Liquid Clustering: Replaces Z-Order and partitioning for data layout optimization (Section 10)
System Tables: New emphasis on observability and cost monitoring (Section 5)
Row Filters & Column Masks: Data security now has dedicated coverage (Section 7)

Removed/Reduced Topics:

Partition hints (coalesce, repartition, repartition_by_range, rebalance): Less emphasis in new syllabus
Z-Order indexing: Replaced by Liquid Clustering focus
Bloom filters: Reduced coverage
Manual file size control: Auto-optimization now preferred

Renamed/Evolved Topics:

“Delta Live Tables” → “Lakeflow Declarative Pipelines” or “Lakeflow Spark Declarative Pipelines”
“Streaming with Delta Lake” → Focus now on Streaming Tables vs Materialized Views
Traditional partitioning strategies → Liquid Clustering

Study Tip: If you studied for the April 2024 exam, focus extra time on:

DABs project structure and deployment
Lakeflow/DLT new syntax and APPLY CHANGES API
Liquid Clustering (replaces partitioning/Z-Order decisions)
System Tables for monitoring and observability
Row filters and column masks for security

📖 Background Reading

Before diving into the objectives, these resources provide essential foundational context:

Delta Lake Fundamentals

Understanding the Delta Lake Transaction Log – Read the Blog Post This excellent post provides deep insight into how Delta Lake guarantees ACID transactions. Understanding the transaction log is fundamental to troubleshooting and optimization questions on the exam.

Delta Lake 3.0 and Liquid Clustering – Read the Blog Post Liquid Clustering is the new approach to data layout optimization, replacing partitioning and Z-Order strategies.

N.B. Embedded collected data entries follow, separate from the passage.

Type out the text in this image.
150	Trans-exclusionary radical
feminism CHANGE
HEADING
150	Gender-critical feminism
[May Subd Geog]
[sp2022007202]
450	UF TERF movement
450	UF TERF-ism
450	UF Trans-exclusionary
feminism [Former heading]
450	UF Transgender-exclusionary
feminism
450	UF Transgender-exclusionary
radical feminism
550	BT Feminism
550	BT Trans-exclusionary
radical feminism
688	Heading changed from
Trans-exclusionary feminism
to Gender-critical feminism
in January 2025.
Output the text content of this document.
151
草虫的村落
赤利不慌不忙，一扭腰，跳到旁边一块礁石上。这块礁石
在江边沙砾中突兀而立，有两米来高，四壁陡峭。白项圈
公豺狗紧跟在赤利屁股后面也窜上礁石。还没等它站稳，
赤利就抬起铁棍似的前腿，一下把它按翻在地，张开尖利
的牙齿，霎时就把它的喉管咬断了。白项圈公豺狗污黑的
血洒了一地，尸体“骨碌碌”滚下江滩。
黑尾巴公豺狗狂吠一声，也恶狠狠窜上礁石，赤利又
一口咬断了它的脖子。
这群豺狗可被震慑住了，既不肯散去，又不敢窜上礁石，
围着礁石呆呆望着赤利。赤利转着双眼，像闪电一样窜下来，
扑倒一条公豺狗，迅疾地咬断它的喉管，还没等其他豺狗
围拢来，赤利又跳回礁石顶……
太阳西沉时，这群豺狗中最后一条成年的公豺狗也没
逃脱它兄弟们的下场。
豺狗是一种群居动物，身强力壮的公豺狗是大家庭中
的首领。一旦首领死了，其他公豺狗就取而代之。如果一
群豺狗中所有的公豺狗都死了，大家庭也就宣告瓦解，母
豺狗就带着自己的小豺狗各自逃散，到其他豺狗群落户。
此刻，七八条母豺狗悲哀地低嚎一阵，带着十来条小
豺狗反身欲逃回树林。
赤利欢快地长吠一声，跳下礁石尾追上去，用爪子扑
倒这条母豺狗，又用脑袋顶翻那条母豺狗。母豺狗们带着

This is a must-read for the new exam.

How to Clone Delta Lake Tables – Read the Blog Post Covers both shallow and deep clones with use cases – useful for understanding testing and data sharing scenarios.

Streaming & CDC

Simplifying CDC with Change Data Feed – Read the Blog Post Essential reading for understanding how CDF enables incremental processing and delete propagation.

Simplifying Streaming Data Ingestion into Delta Lake – Read the Blog Post Great overview of Auto Loader and streaming patterns.

Stream-Stream Joins in Apache Spark – Read the Blog Post While focusing on Spark 2.3, the concepts of stream-stream joins are still relevant for the exam.

Performance Optimization

Processing Petabytes with Databricks Delta – Read the Blog Post Contains excellent visualizations for understanding Z-Ordering concepts (though now superseded by Liquid Clustering, the principles still apply).

How Databricks Improved Query Performance with Auto-Optimized File Sizes – Read the Blog Post Understanding the “small files” problem and how Databricks addresses it automatically.

Data Governance & Compliance

Handling “Right to be Forgotten” with Delta Live Tables – Read the Blog Post Critical for understanding data purging and GDPR/CCPA compliance – directly relevant to Section 7.

Official Documentation Quick Links

Delta Lake Documentation – Official Delta Lake site
Structured Streaming Programming Guide – Essential Spark reference
Delta Lake Cheatsheet – Quick reference PDF

Free Ebook

Delta Lake: Up & Running by O’Reilly – Get the PDF Comprehensive book covering Delta Lake internals, operations, and best practices. Free in exchange for your email.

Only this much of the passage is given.